For routine transfers, `rsync -avz` between laptop and Sol's login
node is fine:

```shell
rsync -avz ./local_dir/ $USER@sol.asu.edu:/scratch/$USER/remote_dir/
```

**For large transfers, route through the Data Transfer Node.** Sol
has a dedicated DTN (`soldtn`) tuned for I/O-heavy transfers; pushing
multi-GB datasets through the login node is slower and risks tripping
login-node CPU/IO limits. From a Sol shell, `dtn` (literally
`ssh soldtn`) drops you onto it; from a laptop, target
`soldtn.asu.edu` directly:

```shell
rsync -avz --progress ./big_data/ $USER@soldtn.asu.edu:/scratch/$USER/data/
```

For very large transfers prefer `rsync --progress` (visibility) or
`scp -r` (when you don't need rsync's incremental update logic).

## Working with VS Code

To auto-activate custom commands in VS Code, you can modify `terminal.integrated.env.linux`
and `VSCODE_PYTHON_ZSH_ACTIVATE` in your `settings.json`.

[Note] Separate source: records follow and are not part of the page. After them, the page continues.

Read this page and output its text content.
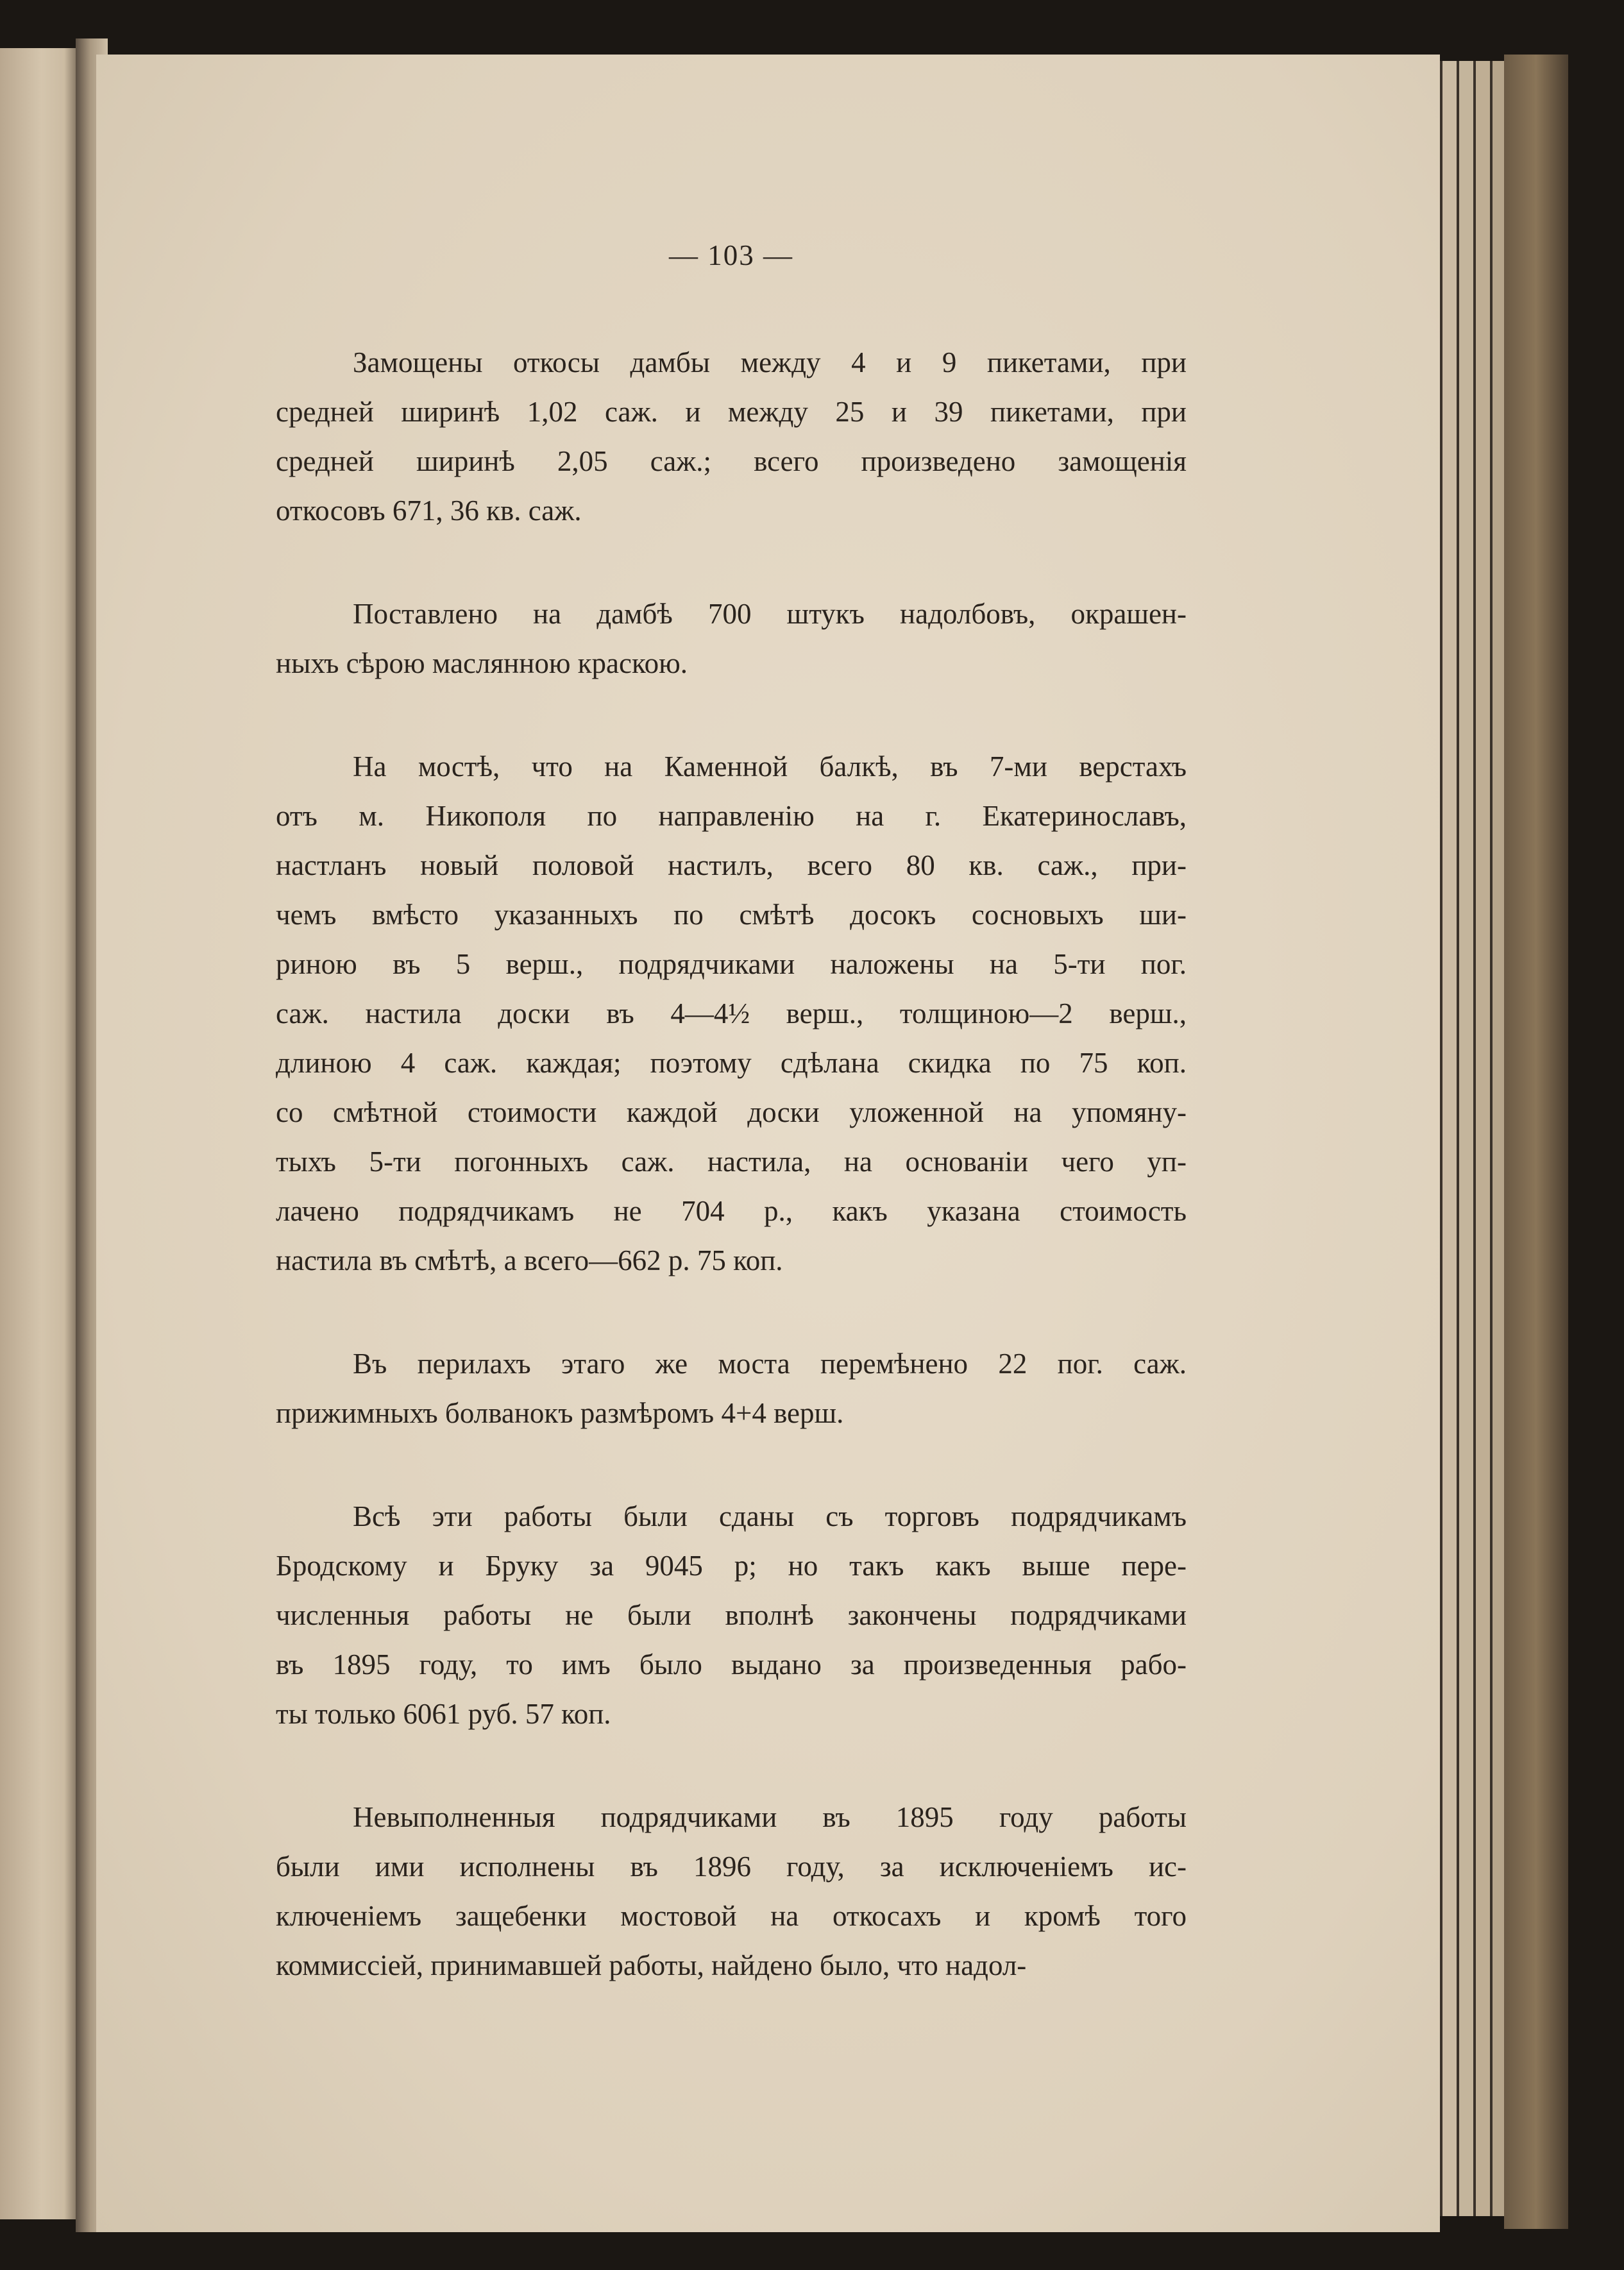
— 103 —
Замощены откосы дамбы между 4 и 9 пикетами, при
средней ширинѣ 1,02 саж. и между 25 и 39 пикетами, при
средней ширинѣ 2,05 саж.; всего произведено замощенія
откосовъ 671, 36 кв. саж.
Поставлено на дамбѣ 700 штукъ надолбовъ, окрашен-
ныхъ сѣрою маслянною краскою.
На мостѣ, что на Каменной балкѣ, въ 7-ми верстахъ
отъ м. Никополя по направленію на г. Екатеринославъ,
настланъ новый половой настилъ, всего 80 кв. саж., при-
чемъ вмѣсто указанныхъ по смѣтѣ досокъ сосновыхъ ши-
риною въ 5 верш., подрядчиками наложены на 5-ти пог.
саж. настила доски въ 4—4½ верш., толщиною—2 верш.,
длиною 4 саж. каждая; поэтому сдѣлана скидка по 75 коп.
со смѣтной стоимости каждой доски уложенной на упомяну-
тыхъ 5-ти погонныхъ саж. настила, на основаніи чего уп-
лачено подрядчикамъ не 704 р., какъ указана стоимость
настила въ смѣтѣ, а всего—662 р. 75 коп.
Въ перилахъ этаго же моста перемѣнено 22 пог. саж.
прижимныхъ болванокъ размѣромъ 4+4 верш.
Всѣ эти работы были сданы съ торговъ подрядчикамъ
Бродскому и Бруку за 9045 р; но такъ какъ выше пере-
численныя работы не были вполнѣ закончены подрядчиками
въ 1895 году, то имъ было выдано за произведенныя рабо-
ты только 6061 руб. 57 коп.
Невыполненныя подрядчиками въ 1895 году работы
были ими исполнены въ 1896 году, за исключеніемъ ис-
ключеніемъ защебенки мостовой на откосахъ и кромѣ того
коммиссіей, принимавшей работы, найдено было, что надол-
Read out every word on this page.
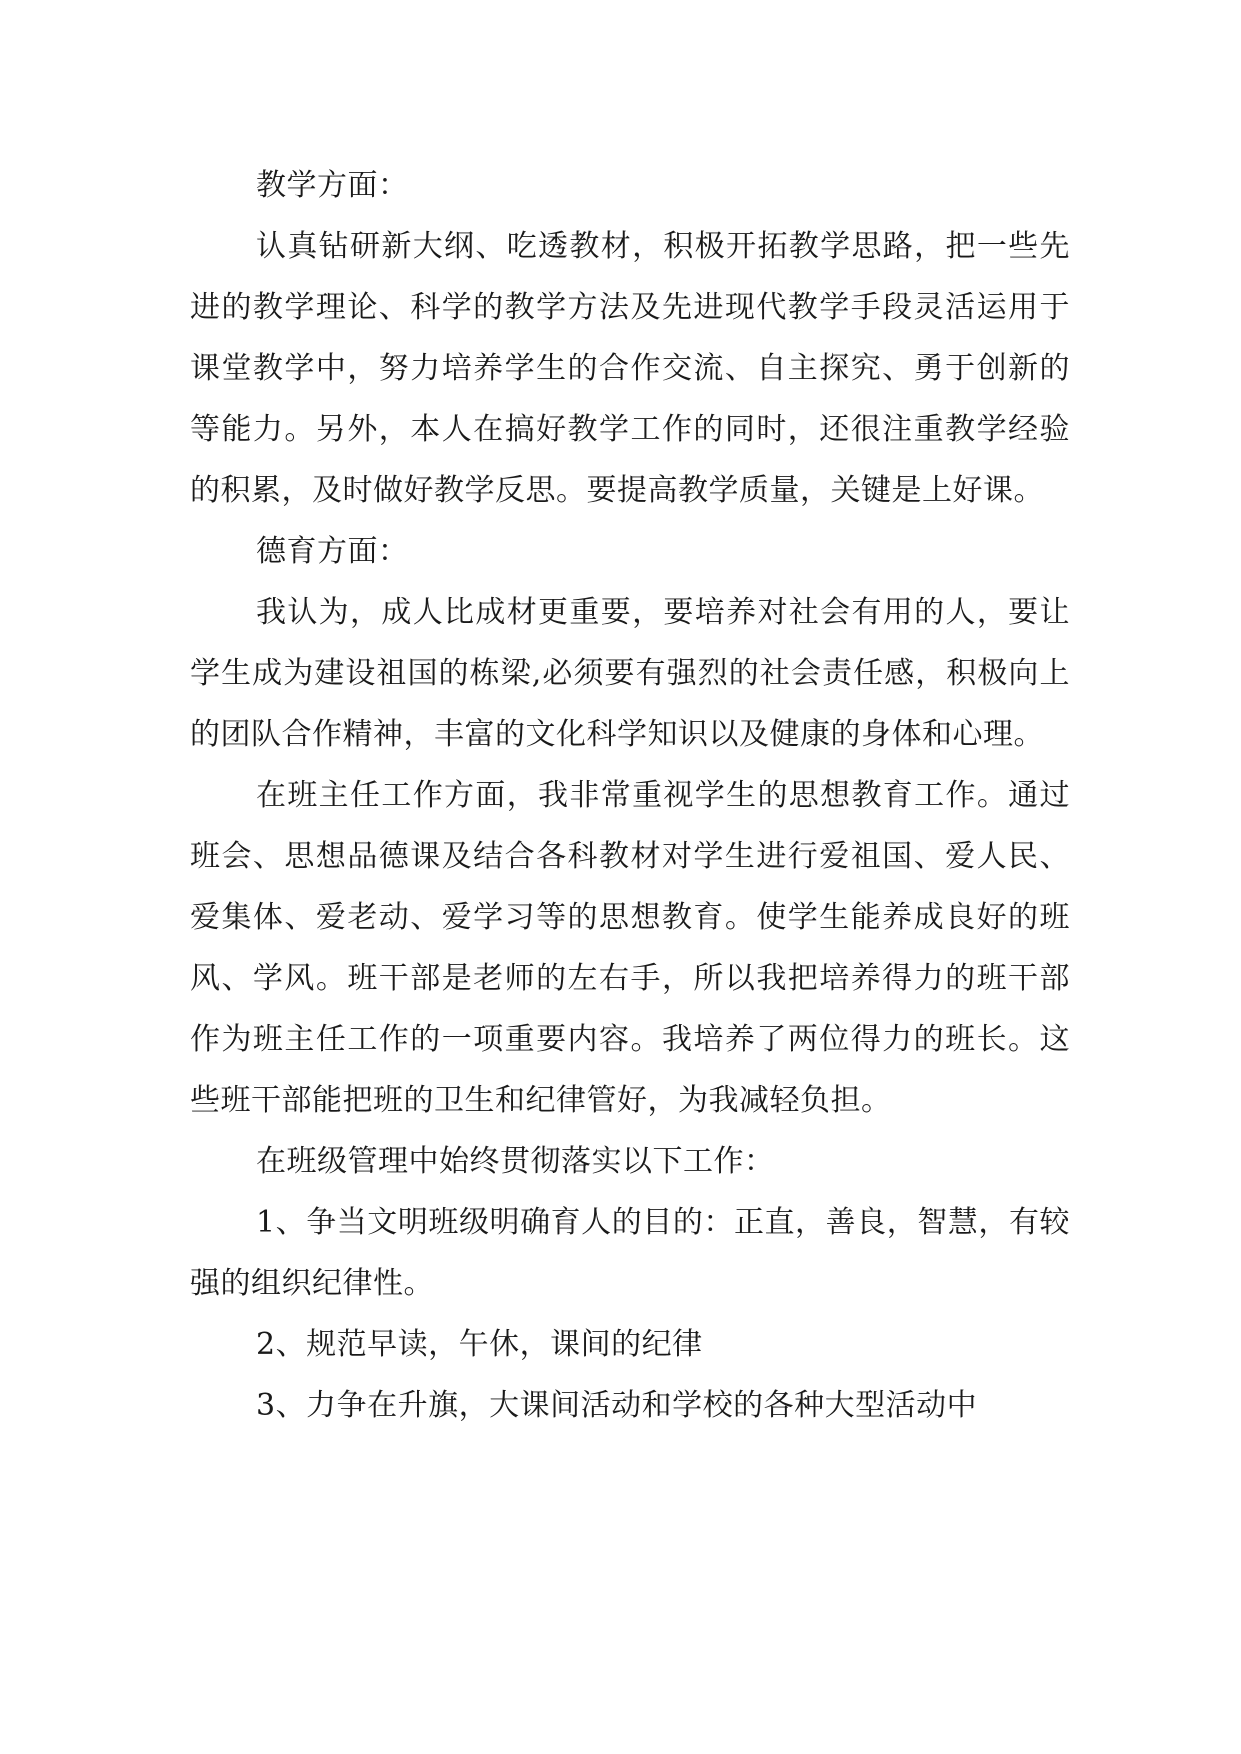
教学方面：

认真钻研新大纲、吃透教材，积极开拓教学思路，把一些先进的教学理论、科学的教学方法及先进现代教学手段灵活运用于课堂教学中，努力培养学生的合作交流、自主探究、勇于创新的等能力。另外，本人在搞好教学工作的同时，还很注重教学经验的积累，及时做好教学反思。要提高教学质量，关键是上好课。

德育方面：

我认为，成人比成材更重要，要培养对社会有用的人，要让学生成为建设祖国的栋梁,必须要有强烈的社会责任感，积极向上的团队合作精神，丰富的文化科学知识以及健康的身体和心理。

在班主任工作方面，我非常重视学生的思想教育工作。通过班会、思想品德课及结合各科教材对学生进行爱祖国、爱人民、爱集体、爱老动、爱学习等的思想教育。使学生能养成良好的班风、学风。班干部是老师的左右手，所以我把培养得力的班干部作为班主任工作的一项重要内容。我培养了两位得力的班长。这些班干部能把班的卫生和纪律管好，为我减轻负担。

在班级管理中始终贯彻落实以下工作：

1、争当文明班级明确育人的目的：正直，善良，智慧，有较强的组织纪律性。

2、规范早读，午休，课间的纪律

3、力争在升旗，大课间活动和学校的各种大型活动中
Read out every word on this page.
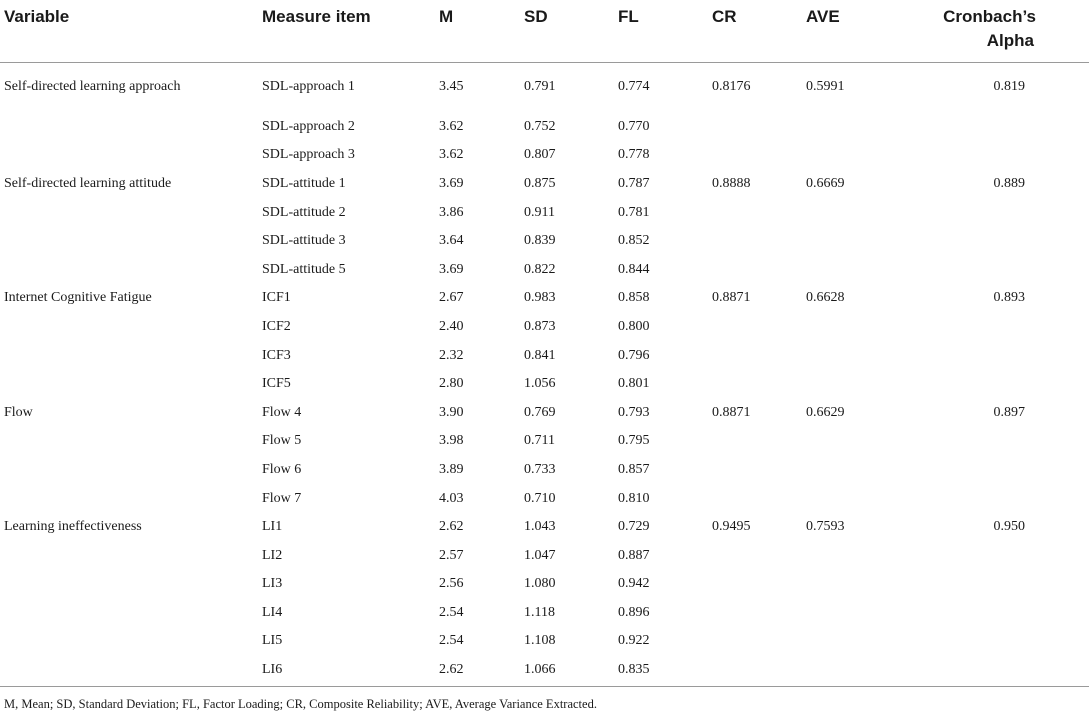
Variable	Measure item	M	SD	FL	CR	AVE	Cronbach’s
Alpha

Self-directed learning approach	SDL-approach 1	3.45	0.791	0.774	0.8176	0.5991	0.819

	SDL-approach 2	3.62	0.752	0.770			
	SDL-approach 3	3.62	0.807	0.778			
Self-directed learning attitude	SDL-attitude 1	3.69	0.875	0.787	0.8888	0.6669	0.889
	SDL-attitude 2	3.86	0.911	0.781			
	SDL-attitude 3	3.64	0.839	0.852			
	SDL-attitude 5	3.69	0.822	0.844			
Internet Cognitive Fatigue	ICF1	2.67	0.983	0.858	0.8871	0.6628	0.893
	ICF2	2.40	0.873	0.800			
	ICF3	2.32	0.841	0.796			
	ICF5	2.80	1.056	0.801			
Flow	Flow 4	3.90	0.769	0.793	0.8871	0.6629	0.897
	Flow 5	3.98	0.711	0.795			
	Flow 6	3.89	0.733	0.857			
	Flow 7	4.03	0.710	0.810			
Learning ineffectiveness	LI1	2.62	1.043	0.729	0.9495	0.7593	0.950
	LI2	2.57	1.047	0.887			
	LI3	2.56	1.080	0.942			
	LI4	2.54	1.118	0.896			
	LI5	2.54	1.108	0.922			
	LI6	2.62	1.066	0.835			
M, Mean; SD, Standard Deviation; FL, Factor Loading; CR, Composite Reliability; AVE, Average Variance Extracted.
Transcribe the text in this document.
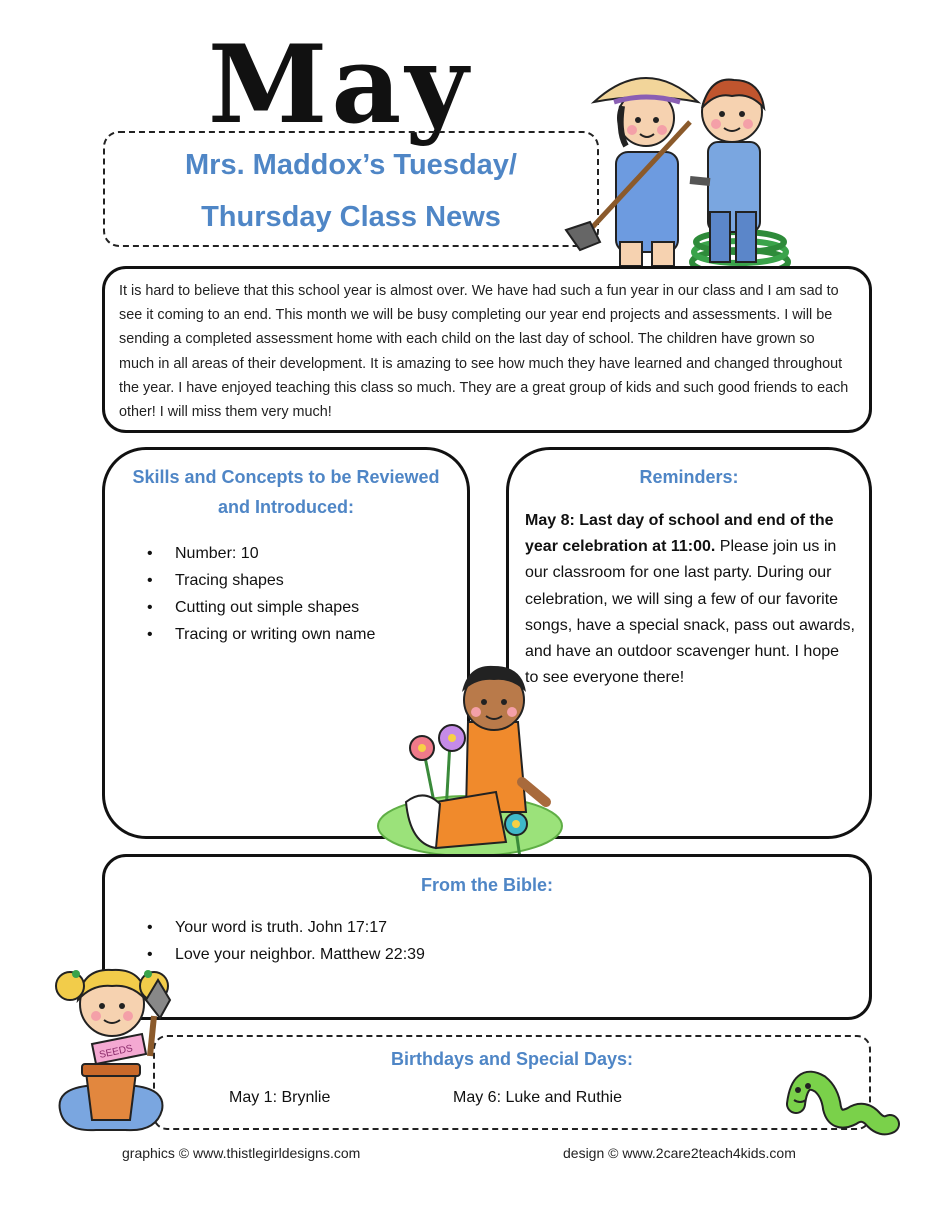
May
Mrs. Maddox’s Tuesday/
Thursday Class News

It is hard to believe that this school year is almost over. We have had such a fun year in our class and I am sad to see it coming to an end. This month we will be busy completing our year end projects and assessments. I will be sending a completed assessment home with each child on the last day of school. The children have grown so much in all areas of their development. It is amazing to see how much they have learned and changed throughout the year. I have enjoyed teaching this class so much. They are a great group of kids and such good friends to each other! I will miss them very much!

Skills and Concepts to be Reviewed
and Introduced:
• Number: 10
• Tracing shapes
• Cutting out simple shapes
• Tracing or writing own name
Reminders:
May 8: Last day of school and end of the year celebration at 11:00. Please join us in our classroom for one last party. During our celebration, we will sing a few of our favorite songs, have a special snack, pass out awards, and have an outdoor scavenger hunt. I hope to see everyone there!
From the Bible:
• Your word is truth. John 17:17
• Love your neighbor. Matthew 22:39
Birthdays and Special Days:
May 1: Brynlie	May 6: Luke and Ruthie
SEEDS
graphics © www.thistlegirldesigns.com	design © www.2care2teach4kids.com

For example, to activate a Python virtual environment, add the following to your `settings.json`:

```json
{
  "terminal.integrated.env.linux": {
    "VSCODE_PYTHON_ZSH_ACTIVATE": "source .venv/bin/activate"
  }
}
```

## Disclaimer

This is a **personal toolkit**, not an official ASU Research Computing
product. It is published in the hope that other Sol users find it
useful, with the following caveats:

- **Not affiliated with ASU Research Computing.** This skill is not
  endorsed, reviewed, or maintained by ASU. The official Sol
  documentation at <https://docs.rc.asu.edu/> is authoritative on
  every policy referenced here (storage retention, partitions, QOS,
  module names, scratch CSV schema). When this skill and the official
  docs disagree, the official docs win — please file an issue so this
  skill can be updated.
- **Conventions go stale.** Sol is a live system: modules get
  renamed, partitions retire, the scratch deletion pipeline can
  change its CSV format. The cached notes in `references/` are
  snapshots from a particular point in time. Verify against
  <https://docs.rc.asu.edu/> if a command does not behave as
  documented here.
- **Use cautiously.** The agent will sometimes propose commands that
  modify files, submit jobs, or open network connections. Always
  preview with `--dry-run` (or the equivalent for the tool in
  question) before executing, and review what the agent proposes
  before approving.
- **Limited test coverage.** This skill is exercised against a
  layered eval harness, but not every behavior is automatically
  verified — see [`docs/coverage.md`](../../docs/coverage.md) for the
  current matrix and known gaps.
- **No warranty.** The skill and its accompanying scripts are
  provided as-is. Review the code before running it on data you care
  about.

If you are unsure whether the agent's proposed action is appropriate
for your account or project on Sol, contact ASU Research Computing
directly rather than acting on the suggestion.